Check Out Manic Street Preachers’ New Single “Orwellian” Here


Manic Street Preachers have released their new single “Orwellian” from their new album “The Ultra Vivid Lament”, which arrives on September 3.  You can see the trailer for this new album here.

You can also check out the lyric video for “Orwellian” below.

“ABBA, Rankine & Buckingham”

Talking about this new track, Preachers’ frontman James Dean Bradfield had this to say.

“Musically, it echoes ABBA, the majesty of Alan Rankine’s playing in The Associates and Talk Talk’s ‘It’s My Life’ with a Lindsey Buckingham, ex Fleetwood Mac, guitar solo”. 

Speaking earlier this year, the band’s bassist Nicky Wire talked about this new track.

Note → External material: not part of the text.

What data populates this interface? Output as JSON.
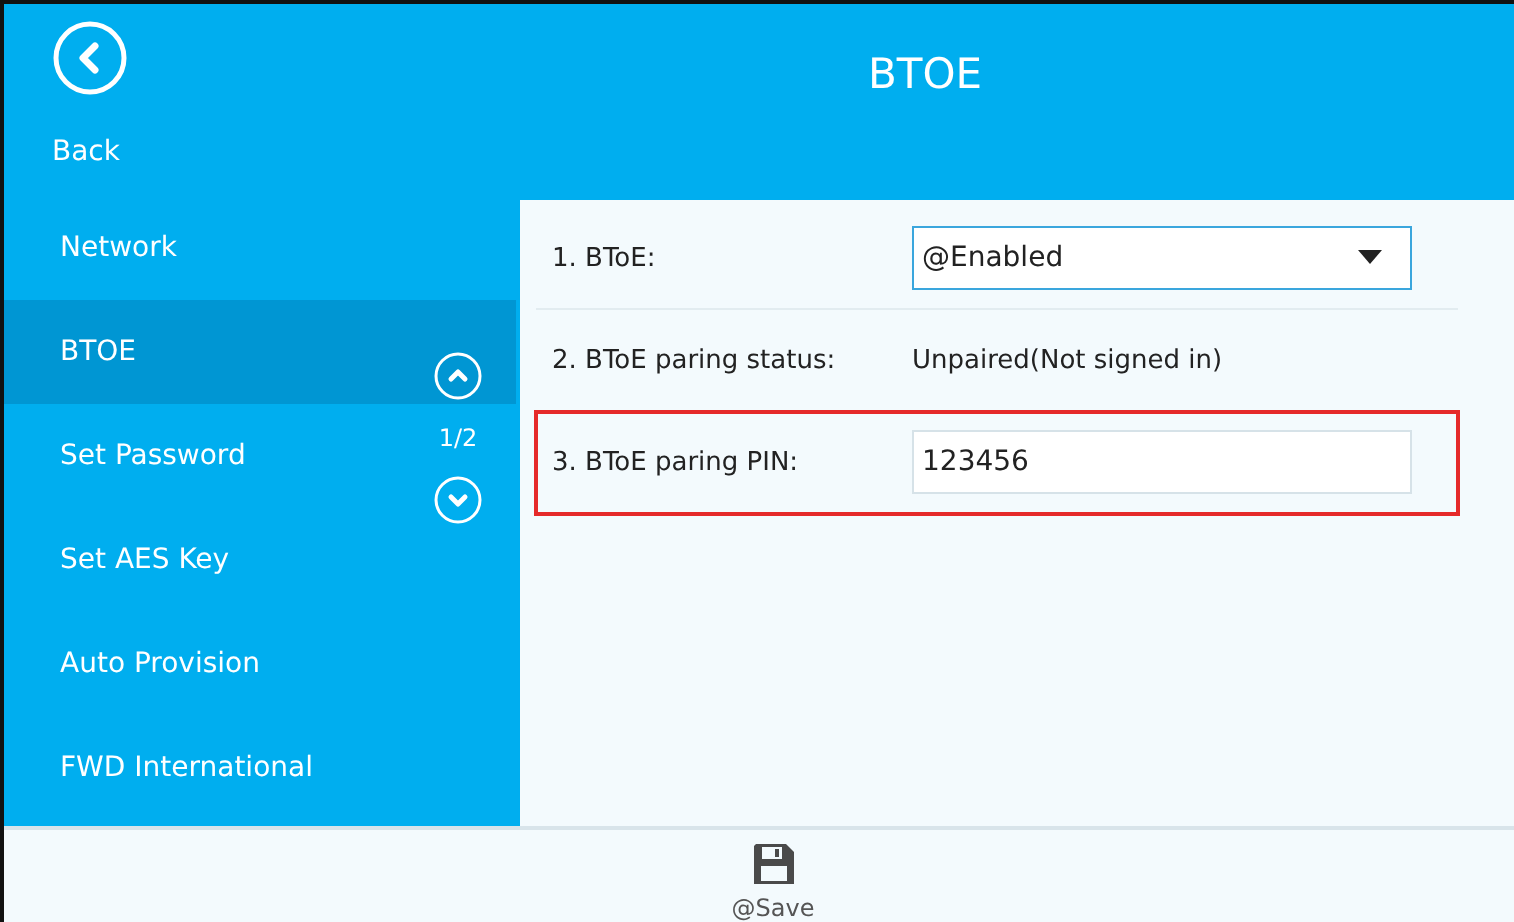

“We’ve written one really brilliant Manics song called ‘Orwellian”, he said. “We’ve demoed that and it feels like a bit of a signpost to where we’re going. It’s got a bit of an ‘If You Tolerate This’ retro-futurism about it. It’s our shining light at the moment”. 

Preachers’ album “The Ultra Vivid Lament”

Earlier this week, the band had teased fans with a clip of this new song.

This teaser was shared on the band’s various social media platforms. It also featured a quote from American writer Joan Didion which reads, “I write entirely to find out what I’m thinking, what I’m looking at and what it means. What I want and what I fear”. 

The clips also includes several images including a neon light against a bench, some electricity pylons and a beach.

The band are also placed in several settings in this trailer. These include forests, beaches and urban environments. All band members can also be seen walking through a field at one stage. Another camera shot also shows Wire alone on the beach.

An excerpt from a song can also be heard. “Everywhere you look, everywhere you turn, the future fights the past, the fox begins to burn. I’ll walk you through the apocalypse where me and you could co-exist,” Bradfield sings.

James Dean Bradfield can be heard singing  “Is this just our beginning?”, at the end of the clip. This conclusion also contans more upbeat lyrics, as well as some political words.

“Don’t let those boys from Eaton suggest that we are beaten, no, no, no…can be free and equal”.